To that end, Ostrov understands the need to not only maintain relationships but to also keep evolving Vision Travel’s offerings to meet the needs of the modern traveller. One such offering is a product called Vision Intel, a customized online reporting dashboard that allows clients to access data such as the location and spending of their travellers in real time. Vision deploys Travel GPA, a product that allows clients to benchmark spending and booking patterns against more than 25,000 North American companies.
Perhaps the most exciting differentiator, though, is its Vision Assure product. The app is tied to an alert program that notifies travellers about storms, cancellations, and delays in real time, through a single access point. With it, clients can connect to their agents, access their files, and make changes while events are happening. Instead of waiting in line to rebook a cancelled flight, Vision Assure protects travellers and allows them to rebook via the app. HR departments of the clients or their travel managers can also access a map and see if there are issues in any particular city through a duty-of-care component. This enables clients to reach out to their personnel and make sure that they’re safe.

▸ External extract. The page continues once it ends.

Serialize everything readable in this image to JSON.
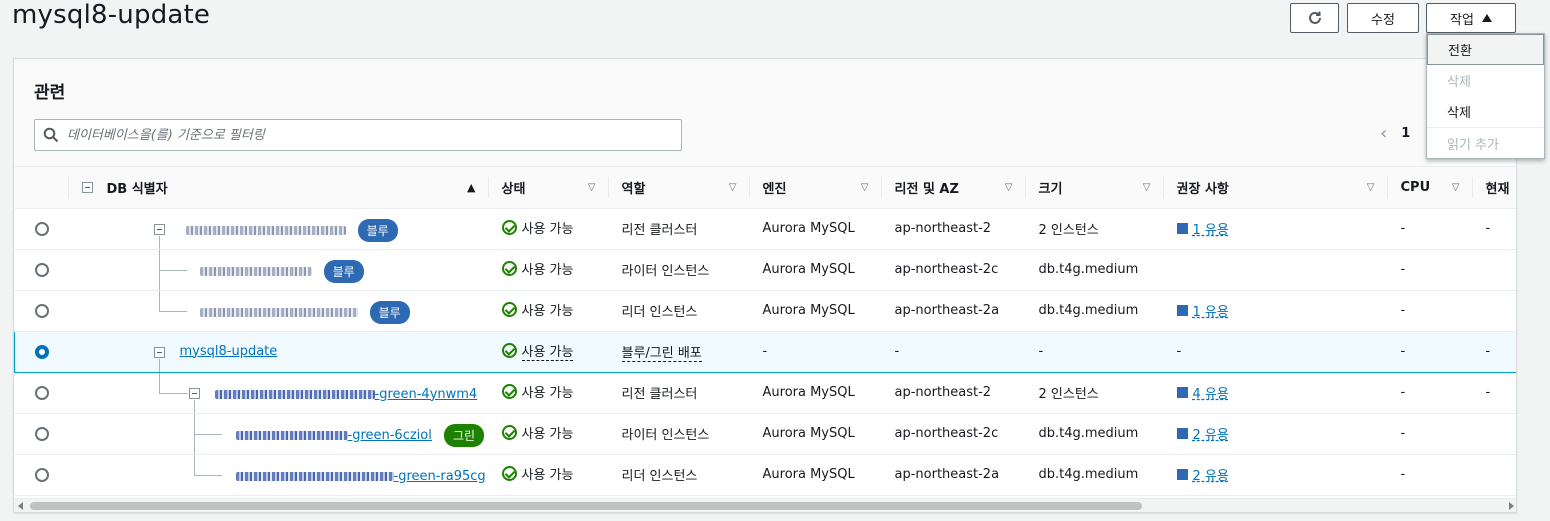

Ultimately, from the top-down, Vision Travel is committed to forging relationships, and these products are merely an extension of that philosophy. But not just connecting clients with different parts of the world, the organization connects with vendors alike. Technology hasn’t replaced the human touch; it has just made that connection a little bit easier.
5 Questions with Joel Ostrov
What does innovation mean to your company?
Right now, it’s in mobile technology and duty-of-care products—just making sure that our clients have the ability to use things like smartphones in an efficient way.
Where do you hope this innovation will lead you in the next five years?
It’s not really innovation that’s going to lead us; it’s continuing to differentiate ourselves from our competitors by offering more products that make the lives of travellers better.
How do you cultivate innovation within your workforce?
It’s just keeping your door open and welcoming suggestions. Every time you have an idea, bring it forth to senior management and run it through.
What defines an innovative company in the 21st century?
It’s what has always defined an innovative company—a company that looks every day at how it could do things better and more efficiently for the benefit of both the bottom line and the happiness of customers.
How can a company encourage innovation without breaking the bank?
That’s the biggest challenge! Vision is privately held, so we’re not accountable to shareholders. We just have to make sure that we are strategic in our purchases and expenditures.